En tombant, tous ont cru tuer à jamais la guerre. On le leur a dit, et on leur a redit ; aussi protégeons de toutes nos forces leurs enfants et les nôtres contre ce fléau qui enlaidit l’humanité et la déshonore.
Chaque fois que nous passerons auprès de ce monument où nous avons uni leurs souvenirs, répêtons leur qu’ils peuvent compter sur nous, inclinons nous bien pas devant ce monument, fleurissons le, fleurissons leurs tombeaux qui l’entourent honorons leur mémoire. Promettons leur de venir en aide à leurs vieux parents, à leurs épouses, à leurs chers petits enfants privés de leur soutiens ; disons leur aussi que leur cœur reste au milieu de nous, que nous écouterons les accents, de leur voix d’outre tombe qui nous dit d’être unis, de faire trêve à nos divisions stériles, que nous nous donnerons fraternellement la main, que nous nous grouperons afin d’obtenir un bien être plus grand pour chacun, et un développement plus large de la civilisation et de progrès pour tous.

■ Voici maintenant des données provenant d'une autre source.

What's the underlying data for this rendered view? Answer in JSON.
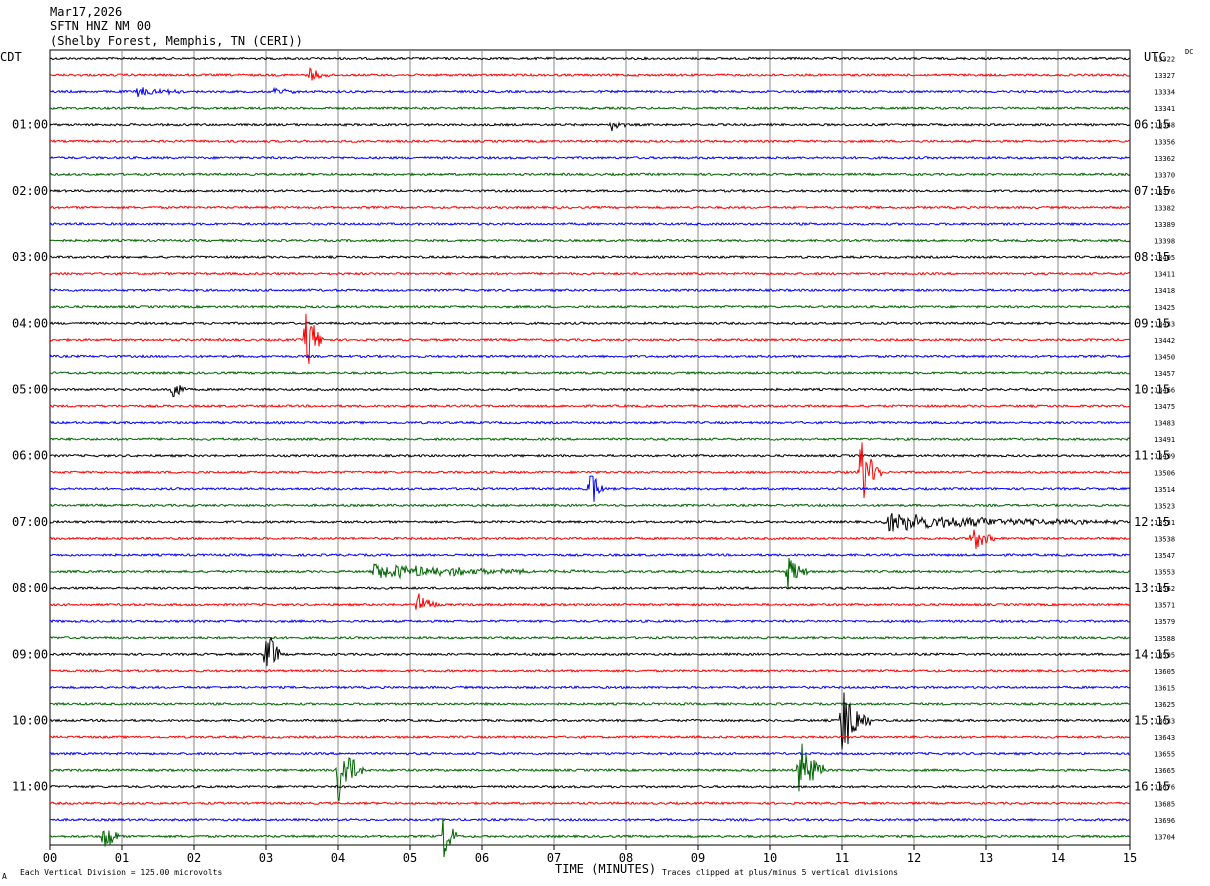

Au nom du conseil municipal, au nom de la population de Vierzon Forges, inclinons nous avec respect devant nos grands blessés qui souffrent avec résignation. Devant ce monument, devant ces tombes ? Associons-nous du fond de notre cœur à la douleur de ceux qui pleurent leurs chers disparus, mais que ceux-ci regardent autour d’eux, qu’ils voient toute cette population recueillie et sympathique, qu’ils regardent tous ces camarades, ces enfants de nos écoles, qui comprendront eux plus tard, le sacrifice de leurs aînés. Que toutes ces marques de sympathie puissent adoucir leur douleur. Reposez en pais braves enfants à l’abri de notre ferveur et de notre reconnaissance.
Et qu’à dater de ce jour, nul ne vienne dans ce cimetière sans penser à s’incliner respectueusement devant ce monument qui immortalise le souvenir des enfants de Vierzon Forges morts pour la France."